Andrzej; Apostoł Jezusa Chrystusa wygnany przez króla Irosława, nie znalazł dużego posłuchu na ziemiach Ludu Roksany, a to za sprawą wołwchów, którzy podburzali kmieci i bojarów przeciw niemu, opowiadając o nim i jego Bogu rzeczy kłamliwe i budzące grozę. Nie chcieli bowiem utracić swojej pozycji. Jeno nieliczni z Ludu Roksany przyjęli z rąk Apostoła chrzest w wodach wielkiej rzeki Tinerpy. Wśród nich znalazł się przymierający głodem sierota o ciele pokrytym wrzodami imieniem Sysun. Andrzej mocą Chrystusa wyleczył jego wątłe ciało i ochrzcił Sysuna, a ten odtąd chodził wszędzie za nim niby wierny pies.

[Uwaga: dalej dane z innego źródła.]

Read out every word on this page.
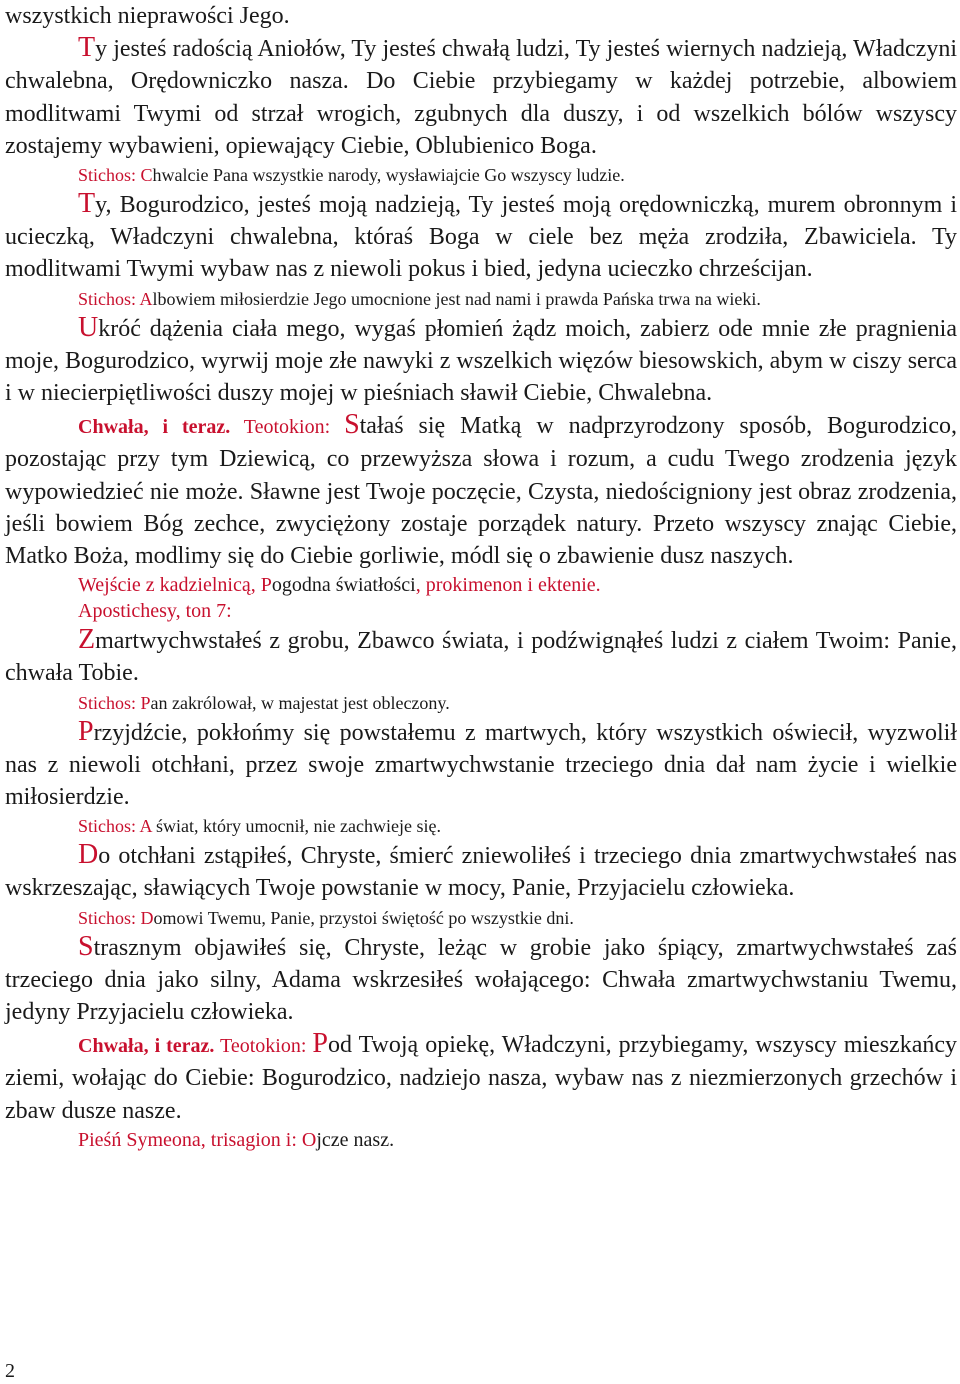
wszystkich nieprawości Jego.

Ty jesteś radością Aniołów, Ty jesteś chwałą ludzi, Ty jesteś wiernych nadzieją, Władczyni chwalebna, Orędowniczko nasza. Do Ciebie przybiegamy w każdej potrzebie, albowiem modlitwami Twymi od strzał wrogich, zgubnych dla duszy, i od wszelkich bólów wszyscy zostajemy wybawieni, opiewający Ciebie, Oblubienico Boga.

Stichos: Chwalcie Pana wszystkie narody, wysławiajcie Go wszyscy ludzie.

Ty, Bogurodzico, jesteś moją nadzieją, Ty jesteś moją orędowniczką, murem obronnym i ucieczką, Władczyni chwalebna, któraś Boga w ciele bez męża zrodziła, Zbawiciela. Ty modlitwami Twymi wybaw nas z niewoli pokus i bied, jedyna ucieczko chrześcijan.

Stichos: Albowiem miłosierdzie Jego umocnione jest nad nami i prawda Pańska trwa na wieki.

Ukróć dążenia ciała mego, wygaś płomień żądz moich, zabierz ode mnie złe pragnienia moje, Bogurodzico, wyrwij moje złe nawyki z wszelkich więzów biesowskich, abym w ciszy serca i w niecierpiętliwości duszy mojej w pieśniach sławił Ciebie, Chwalebna.

Chwała, i teraz. Teotokion: Stałaś się Matką w nadprzyrodzony sposób, Bogurodzico, pozostając przy tym Dziewicą, co przewyższa słowa i rozum, a cudu Twego zrodzenia język wypowiedzieć nie może. Sławne jest Twoje poczęcie, Czysta, niedościgniony jest obraz zrodzenia, jeśli bowiem Bóg zechce, zwyciężony zostaje porządek natury. Przeto wszyscy znając Ciebie, Matko Boża, modlimy się do Ciebie gorliwie, módl się o zbawienie dusz naszych.

Wejście z kadzielnicą, Pogodna światłości, prokimenon i ektenie.

Apostichesy, ton 7:

Zmartwychwstałeś z grobu, Zbawco świata, i podźwignąłeś ludzi z ciałem Twoim: Panie, chwała Tobie.

Stichos: Pan zakrólował, w majestat jest obleczony.

Przyjdźcie, pokłońmy się powstałemu z martwych, który wszystkich oświecił, wyzwolił nas z niewoli otchłani, przez swoje zmartwychwstanie trzeciego dnia dał nam życie i wielkie miłosierdzie.

Stichos: A świat, który umocnił, nie zachwieje się.

Do otchłani zstąpiłeś, Chryste, śmierć zniewoliłeś i trzeciego dnia zmartwychwstałeś nas wskrzeszając, sławiących Twoje powstanie w mocy, Panie, Przyjacielu człowieka.

Stichos: Domowi Twemu, Panie, przystoi świętość po wszystkie dni.

Strasznym objawiłeś się, Chryste, leżąc w grobie jako śpiący, zmartwychwstałeś zaś trzeciego dnia jako silny, Adama wskrzesiłeś wołającego: Chwała zmartwychwstaniu Twemu, jedyny Przyjacielu człowieka.

Chwała, i teraz. Teotokion: Pod Twoją opiekę, Władczyni, przybiegamy, wszyscy mieszkańcy ziemi, wołając do Ciebie: Bogurodzico, nadziejo nasza, wybaw nas z niezmierzonych grzechów i zbaw dusze nasze.

Pieśń Symeona, trisagion i: Ojcze nasz.

2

Królowi Scytów jak i jego ludowi nieobca była cnota gościnności. W swojej jurcie z kolorowego jedwabiu z Sinea posadził Andrzeja i jego sługę Sysuna po swojej prawicy za suto zastawionym, dębowym stołem na kozłach, nakrytym białym, odpornym na działanie ognia obrusem utkanym przez sineańskie księżniczki z długich włosów olbrzymiego szczura żyjącego w płomieniach, a zabitego kroplą wody. Na złotych i srebrnych półmiskach parowało pieczyste z jelenia i baranina podana z jaśminowym ryżem z Bharacji, oraz z jarzynami posypanymi utartym białym serem o lekko słonym smaku. Na deser służba wniosła aromatyczne kołacze z makiem i orzechami, zaś w ozdobnych pucharach i pozłacanych rogach turów pełno było wina z Kolchidy i oszałamiającego miodu. Sam król Deombrotes pił korzenną wódkę z analapijskiego grodu Canum z oprawionej w złoto czaszki króla Ujgurów, którzy najechali Rox przed czternastoma laty.








Po lewej stronie króla Scytów zasiadała urodziwa Amazonka o cerze smagłej i oczach lekko skośnych i czarnej kosie rzadkiej piękności.
- Jestem Asi – Tarassa, kuzynka królowej Deribani Wydłubującej Oczy – mówiła Amazonka z palcami tłustymi od cebulowego sosu. - Królowa skazała mnie na wygnanie za to, że w gniewie ubiłam inną Amazonkę, która dobierała się do mojego mężczyzny, którego zresztą potem solidnie wychłostałam za niewierność. Nie żałuję, że pozbawiłam życia tę wywłokę – splunęła Asi – Tarassa. - Rada byłabym o was usłyszeć; kim jesteście i skąd przybywacie – już łagodniejszym tonem zwróciła się do Apostoła Andrzeja.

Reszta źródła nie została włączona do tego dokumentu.